Nach Reubkes Tod führte Röver den Orgelneubau in Hamburg zu Ende und lege damit den Grundstein für eine „beispiellose Karriere“ (vgl. Günther 2004, S. 123). Mit „Erfindungsgeist und Kombinationsgabe“ (ebd., S. 122) war es ihm gelungen, das System der pneumatischen Kastenlade zu perfektionieren und die bei großen Orgeln unausweichliche Verzögerung zwischen Tastendruck und Ansprache der Pfeifen durch Umkehrung der Luftdruckverhältnisse (Abstrom-Pneumatik) zu beseitigen.
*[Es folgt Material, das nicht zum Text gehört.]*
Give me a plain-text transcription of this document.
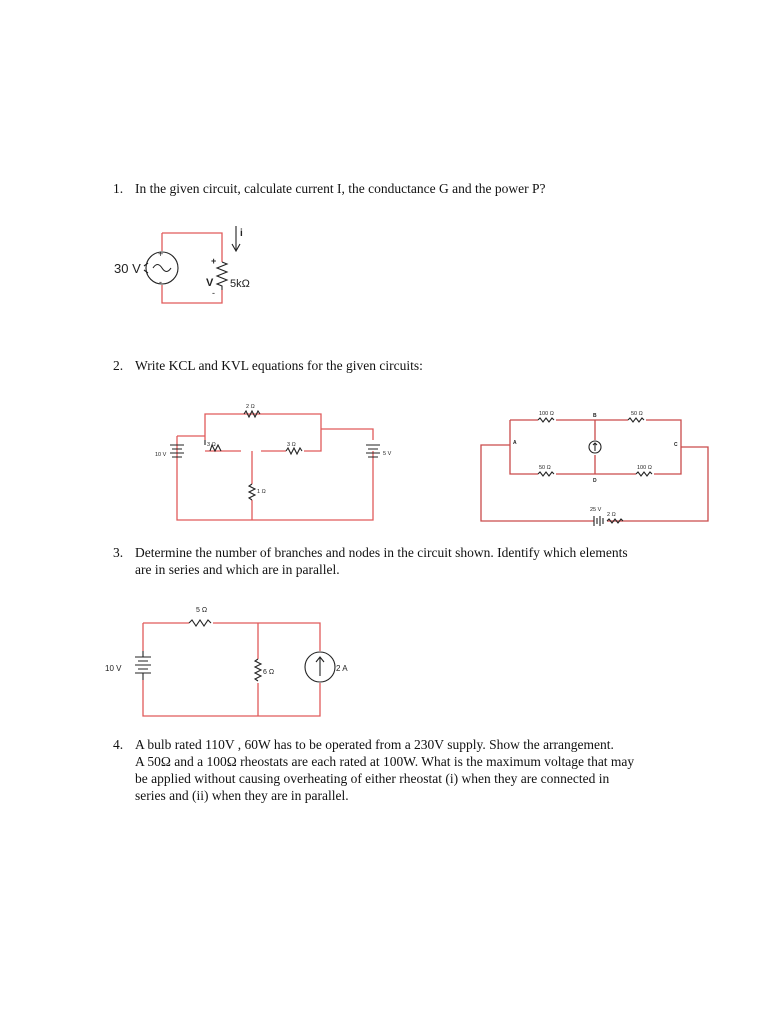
1. In the given circuit, calculate current I, the conductance G and the power P?
2. Write KCL and KVL equations for the given circuits:
3. Determine the number of branches and nodes in the circuit shown. Identify which elements
are in series and which are in parallel.
4. A bulb rated 110V , 60W has to be operated from a 230V supply. Show the arrangement.
A 50Ω and a 100Ω rheostats are each rated at 100W. What is the maximum voltage that may
be applied without causing overheating of either rheostat (i) when they are connected in
series and (ii) when they are in parallel.
+
-
30 V
i
+
V 5kΩ
-
10 V	5 V
2 Ω
3 Ω	3 Ω
1 Ω
100 Ω	50 Ω
50 Ω	100 Ω
A
B
C
D
25 V
2 Ω
10 V
5 Ω
6 Ω	2 A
Schnell begann der Betrieb zu wachsen. Übernahm Röver von Reubke nur etwa fünf Mitarbeiter, waren es 1914 annähernd 25. Da die alte Werkstatt Reubkes in Hausneindorf bald zu klein wurde, baute Röver bis 1890 direkt daneben eine neue Produktionshalle mit einem zweigeschossigen „Orgelsaal“ zum Probeaufbau ganzer Orgeln (vgl. Günther 2004, S. 124). Zudem setzte er auf Dampfbetrieb in seiner Werkstatt und erweiterte den von Reubke übernommenen Maschinenpark. Außerdem verschloss er sich nicht der serienmäßigen Herstellung vorgefertigter Einzelteile für seine zahlreichen Aufträge im Raum Hamburg wie im Gebiet des heutigen Sachsen-Anhalts, obwohl er sich nun – wie andere große Orgelbaufirmen auch – den Vorwurf einer fabrikmäßigen Herstellungsweise, die angeblich den Instrumenten ihre „Einzigartigkeit“ nahm, gefallen lassen musste. Während sich Friedrich Ladegast in Weißenfels auf die modernen Produktionstechniken nicht uneingeschränkt einlassen mochte und damit ab 1890 den Niedergang seines Unternehmens beförderte, erlangte Rövers Werkstatt bald überregionale Bedeutung bis hin zu einem Orgelneubau für die deutsch-reformierte Kirche in Moskau im Jahr 1898.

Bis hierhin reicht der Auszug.